Bei der "Ergebniskonferenz kommunale Nachhaltigkeitspartnerschaften", die jetzt in Belgrad stattfand, erhielt die Pfaffenhofener Delegation viel Anerkennung für ihr Projekt zur "Urbanen Biodiversität". 24 Städte aus Deutschland und Südosteuropa hatten zwei Jahre lang Gelegenheit, Entwicklungskonzepte im Sinne der von der UN beschlossenen Agenda 2030 mit ihren 17 Nachhaltigkeitszielen durchzuführen. Finanziert wurden diese Vorhaben und die begleitenden Expertenrunden durch die Organisation Engagement Global, die im Auftrag des Bundesministeriums für wirtschaftliche Zusammenarbeit zwölf Pilotprojekte für eine nachhaltige kommunale Entwicklung für deutsche, serbische, bosnische und albanische Städte ausgeschrieben hatte.  

Pfaffenhofen wählte gemeinsam mit der serbischen Stadt Valjevo drei Agenda-Ziele aus: Ziel 17 (Globale Partnerschaften eingehen), 11 (Stadtentwicklung nachhaltig gestalten) und insbesondere 15 (Landökosysteme schützen). Für ihr Konzept der ökologischen Verbesserung kommunaler (Grün-) Flächen erhielten die beiden Partnerkommunen den Zuschlag und eine Fördersumme von zusammen 14000 Euro.  In Pfaffenhofen wurden der Referent für Grünanlagen, Stadtrat Manfred "Mensch" Mayer und der Vorsitzende der Bayerischen ADK, Theo Abenstein, als Vertreter der Zivilgesellschaft vom Stadtrat mit der ehrenamtlichen Projektbetreuung beauftragt. Als Fachexperte kam Mario Dietrich, Verantwortlicher für das städtische Grün, ins Team. Ansprechpartner in der Stadtverwaltung waren zunächst die damalige Klimaschutzmanagerin Saskia Kothe und dann der städtische Nachhaltigkeitsmanager Peter Stapel.
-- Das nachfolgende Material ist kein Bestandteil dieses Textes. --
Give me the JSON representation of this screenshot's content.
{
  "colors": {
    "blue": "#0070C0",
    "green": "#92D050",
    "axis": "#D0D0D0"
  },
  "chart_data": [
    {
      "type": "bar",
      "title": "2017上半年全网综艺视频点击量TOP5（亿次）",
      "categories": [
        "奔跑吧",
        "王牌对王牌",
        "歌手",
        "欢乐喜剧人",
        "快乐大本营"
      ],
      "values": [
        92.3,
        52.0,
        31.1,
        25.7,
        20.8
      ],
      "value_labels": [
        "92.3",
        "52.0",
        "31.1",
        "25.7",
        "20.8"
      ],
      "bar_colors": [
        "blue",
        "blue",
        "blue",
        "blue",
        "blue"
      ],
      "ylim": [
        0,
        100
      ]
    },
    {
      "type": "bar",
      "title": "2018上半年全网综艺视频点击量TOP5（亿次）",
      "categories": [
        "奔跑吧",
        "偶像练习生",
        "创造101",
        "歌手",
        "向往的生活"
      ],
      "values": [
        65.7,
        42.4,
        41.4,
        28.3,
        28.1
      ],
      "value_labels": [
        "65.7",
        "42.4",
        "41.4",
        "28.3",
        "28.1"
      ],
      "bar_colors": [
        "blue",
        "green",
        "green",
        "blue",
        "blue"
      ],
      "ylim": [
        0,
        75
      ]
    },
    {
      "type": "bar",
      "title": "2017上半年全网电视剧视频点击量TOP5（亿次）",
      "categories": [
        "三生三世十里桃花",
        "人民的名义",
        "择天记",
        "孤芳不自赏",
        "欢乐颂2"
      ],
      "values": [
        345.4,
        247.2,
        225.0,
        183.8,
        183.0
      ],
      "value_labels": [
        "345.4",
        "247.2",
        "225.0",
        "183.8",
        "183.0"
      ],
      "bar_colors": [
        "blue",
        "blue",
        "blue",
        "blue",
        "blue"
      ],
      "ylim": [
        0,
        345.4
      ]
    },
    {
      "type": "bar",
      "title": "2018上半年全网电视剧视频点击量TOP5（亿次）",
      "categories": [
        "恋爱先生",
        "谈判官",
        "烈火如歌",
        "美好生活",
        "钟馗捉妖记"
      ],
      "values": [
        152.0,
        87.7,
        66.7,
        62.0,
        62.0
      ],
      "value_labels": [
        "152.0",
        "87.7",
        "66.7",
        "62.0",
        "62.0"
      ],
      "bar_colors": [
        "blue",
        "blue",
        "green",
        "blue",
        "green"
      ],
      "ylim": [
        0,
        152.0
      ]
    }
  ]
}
Bei der Präsentation der Ergebnisse in Belgrad fand das durchgeführte Nachhaltigkeitsprojekt von Pfaffenhofen und Valjevo bei den anderen Delegationen breite Beachtung und großes Lob. So hat unter anderem Ingolstadt, das auch in einem Nachhaltigkeitsprojekt mit der serbischen Stadt Kragujevac involviert ist, angekündigt, das Pfaffenhofener Beispiel zu übernehmen. In Belgrad wurde zudem die Möglichkeit genutzt, mit Valjevo konkret über ein Folgeprojekt zu beraten.